07 January 2019

Time limits for starting court proceedings in construction negligence claims

Brandley and WJB Developments Limited v Hubert Deane T/A Hubert Deane & Associates and John Lohan T/A John Lohan Ground Works Contractors [2017] IESC 83 (“Brandley v Deane and Lohan”)

The Irish Supreme Court has clarified when a limitation period starts to run. This is important; if you do not start court proceedings within the time limit, you will be debarred from pursuing your claim.

What happened in the case?

  • Brandley engaged Deane and Lohan as consulting engineers and ground works contractor, respectively, in the construction of three dwellings.
  • Lohan completed the foundations in March 2004 and Deane issued a certificate of compliance in September 2004.
  • In December 2005 cracks were observed as a result of defective foundations.
  • On 30 November 2010 Brandley issued court proceedings.
  • Both Deane and Lohan admitted negligence, but claimed the proceedings should be dismissed on the basis that the limitation period had expired, in other words the claim was ‘statute barred’ because it was more than six years since the breach (in 2004).
  • The issue therefore was whether the limitation began to run from:

(a)    the date the foundations were installed (for Lohan), or the date of certification (for Deane), meaning the claim was time barred; or
(b)    the date of the damage, meaning the claim was not time barred.
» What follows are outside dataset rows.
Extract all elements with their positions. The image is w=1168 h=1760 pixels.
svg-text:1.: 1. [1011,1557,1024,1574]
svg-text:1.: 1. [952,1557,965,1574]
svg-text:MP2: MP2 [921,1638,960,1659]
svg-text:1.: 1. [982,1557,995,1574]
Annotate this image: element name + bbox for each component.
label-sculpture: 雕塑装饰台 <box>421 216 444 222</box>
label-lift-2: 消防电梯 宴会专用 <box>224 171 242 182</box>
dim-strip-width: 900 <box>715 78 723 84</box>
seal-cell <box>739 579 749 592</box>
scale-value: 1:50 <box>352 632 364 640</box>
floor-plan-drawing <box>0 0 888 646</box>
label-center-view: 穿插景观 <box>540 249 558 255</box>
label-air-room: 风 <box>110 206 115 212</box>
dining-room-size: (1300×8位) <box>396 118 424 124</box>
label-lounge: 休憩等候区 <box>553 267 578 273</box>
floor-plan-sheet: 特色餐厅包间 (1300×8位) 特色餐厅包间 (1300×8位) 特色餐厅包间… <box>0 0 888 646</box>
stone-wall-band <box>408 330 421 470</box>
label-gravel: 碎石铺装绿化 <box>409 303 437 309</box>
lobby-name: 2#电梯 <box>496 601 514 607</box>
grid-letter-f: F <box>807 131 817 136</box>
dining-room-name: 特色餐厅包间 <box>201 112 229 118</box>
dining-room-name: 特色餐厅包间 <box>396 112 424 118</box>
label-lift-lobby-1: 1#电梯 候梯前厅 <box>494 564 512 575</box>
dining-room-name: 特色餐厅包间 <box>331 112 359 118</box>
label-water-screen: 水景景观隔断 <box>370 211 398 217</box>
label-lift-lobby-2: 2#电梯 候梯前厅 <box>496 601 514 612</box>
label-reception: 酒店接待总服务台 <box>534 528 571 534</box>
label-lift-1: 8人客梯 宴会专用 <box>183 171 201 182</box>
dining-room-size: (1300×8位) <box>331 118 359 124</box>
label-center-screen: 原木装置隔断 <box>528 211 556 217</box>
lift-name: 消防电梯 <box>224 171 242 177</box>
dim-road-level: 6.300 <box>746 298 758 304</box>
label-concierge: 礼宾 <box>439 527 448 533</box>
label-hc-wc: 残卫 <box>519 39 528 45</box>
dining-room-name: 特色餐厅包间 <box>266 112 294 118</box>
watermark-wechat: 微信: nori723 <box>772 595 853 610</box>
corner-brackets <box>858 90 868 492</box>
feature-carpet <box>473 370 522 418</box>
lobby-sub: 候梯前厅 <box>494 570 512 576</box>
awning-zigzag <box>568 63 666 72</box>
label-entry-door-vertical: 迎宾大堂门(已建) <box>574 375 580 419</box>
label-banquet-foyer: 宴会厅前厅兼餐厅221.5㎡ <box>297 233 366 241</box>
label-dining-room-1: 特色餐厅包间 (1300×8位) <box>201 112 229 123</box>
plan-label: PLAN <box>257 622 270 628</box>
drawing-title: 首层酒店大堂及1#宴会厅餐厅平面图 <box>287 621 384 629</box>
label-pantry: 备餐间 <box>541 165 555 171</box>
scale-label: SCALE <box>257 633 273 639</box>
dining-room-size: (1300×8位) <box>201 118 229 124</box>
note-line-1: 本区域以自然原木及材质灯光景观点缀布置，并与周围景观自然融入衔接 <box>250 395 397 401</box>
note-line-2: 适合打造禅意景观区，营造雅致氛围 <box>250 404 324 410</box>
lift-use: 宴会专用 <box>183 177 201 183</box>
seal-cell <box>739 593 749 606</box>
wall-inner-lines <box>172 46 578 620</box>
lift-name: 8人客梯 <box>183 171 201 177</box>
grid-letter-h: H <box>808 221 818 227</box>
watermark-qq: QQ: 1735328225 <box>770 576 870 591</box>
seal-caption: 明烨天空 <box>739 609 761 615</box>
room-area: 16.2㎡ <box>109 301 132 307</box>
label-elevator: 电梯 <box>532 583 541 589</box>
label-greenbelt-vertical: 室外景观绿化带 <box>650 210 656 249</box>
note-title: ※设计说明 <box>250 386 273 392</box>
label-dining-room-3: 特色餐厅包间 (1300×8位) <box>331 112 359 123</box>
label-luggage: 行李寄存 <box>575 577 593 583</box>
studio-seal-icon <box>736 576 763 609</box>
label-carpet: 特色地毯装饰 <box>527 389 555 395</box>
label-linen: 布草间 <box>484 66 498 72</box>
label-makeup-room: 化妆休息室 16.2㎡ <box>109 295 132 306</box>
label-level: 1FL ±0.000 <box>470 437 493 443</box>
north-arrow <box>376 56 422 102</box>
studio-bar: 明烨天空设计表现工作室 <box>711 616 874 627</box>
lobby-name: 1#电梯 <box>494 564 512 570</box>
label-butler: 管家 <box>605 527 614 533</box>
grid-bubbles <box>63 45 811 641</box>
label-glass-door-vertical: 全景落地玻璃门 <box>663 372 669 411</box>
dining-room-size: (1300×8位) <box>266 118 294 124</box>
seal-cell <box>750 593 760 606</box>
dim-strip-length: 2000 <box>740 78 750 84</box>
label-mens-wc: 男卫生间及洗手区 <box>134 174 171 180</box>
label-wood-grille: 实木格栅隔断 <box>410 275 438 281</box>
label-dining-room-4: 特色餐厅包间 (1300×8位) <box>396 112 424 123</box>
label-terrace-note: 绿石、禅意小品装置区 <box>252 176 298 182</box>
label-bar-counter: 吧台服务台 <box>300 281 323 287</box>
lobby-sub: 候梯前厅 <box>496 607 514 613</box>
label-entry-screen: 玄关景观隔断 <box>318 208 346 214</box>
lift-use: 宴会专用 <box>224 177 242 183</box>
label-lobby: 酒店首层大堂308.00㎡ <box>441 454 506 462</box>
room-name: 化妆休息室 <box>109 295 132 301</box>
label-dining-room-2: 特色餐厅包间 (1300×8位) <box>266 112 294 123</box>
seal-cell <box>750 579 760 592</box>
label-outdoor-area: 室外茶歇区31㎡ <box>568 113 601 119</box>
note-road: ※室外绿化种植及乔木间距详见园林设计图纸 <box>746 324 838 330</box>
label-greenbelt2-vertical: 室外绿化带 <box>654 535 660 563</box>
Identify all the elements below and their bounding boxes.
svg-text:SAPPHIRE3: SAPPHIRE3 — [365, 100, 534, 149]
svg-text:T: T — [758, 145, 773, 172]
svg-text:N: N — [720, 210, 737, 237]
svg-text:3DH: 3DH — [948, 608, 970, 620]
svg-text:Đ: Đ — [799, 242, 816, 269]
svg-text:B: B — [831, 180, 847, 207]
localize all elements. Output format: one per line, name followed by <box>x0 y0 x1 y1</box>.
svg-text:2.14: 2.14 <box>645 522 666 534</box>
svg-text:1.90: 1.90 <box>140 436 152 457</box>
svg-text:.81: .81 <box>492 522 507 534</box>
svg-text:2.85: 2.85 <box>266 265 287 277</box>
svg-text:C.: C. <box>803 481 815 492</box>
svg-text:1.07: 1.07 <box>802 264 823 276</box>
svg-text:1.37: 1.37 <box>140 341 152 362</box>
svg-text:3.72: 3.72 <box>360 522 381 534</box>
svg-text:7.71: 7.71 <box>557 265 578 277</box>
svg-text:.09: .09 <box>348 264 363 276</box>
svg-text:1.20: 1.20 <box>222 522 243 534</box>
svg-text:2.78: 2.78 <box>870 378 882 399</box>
  • The High Court found the former and the Court of Appeal, the latter.
  • Deane and Lohan appealed the decision to the Supreme Court.

Decision

The Supreme Court decided the claim was not statute barred; Brandley had started the proceedings within the time limit. The basis of the decision was as follows:

1.    There were five possible trigger events for the limitation which were:

  • The date of the wrongful act
  • The date on which the damage occurred
  • The date on which the damage became manifest (i.e. damage was capable of being discovered and proved)
  • The date on which damage could have been discovered 
  • The date on which the damage was actually discovered

2.    The Court decided that the trigger event was when the cracks appeared in 2005, as the damage was manifest when it was capable of being discovered, regardless of whether it had or ought to have been discovered.

It must be noted that a separate time limit applies to contract claims; this is typically six years from the breach (or 12 years if the contract is a deed).

Conclusion

This case emphasises that you should immediately seek legal advice on a cautionary basis, as soon as you discover damage or defects.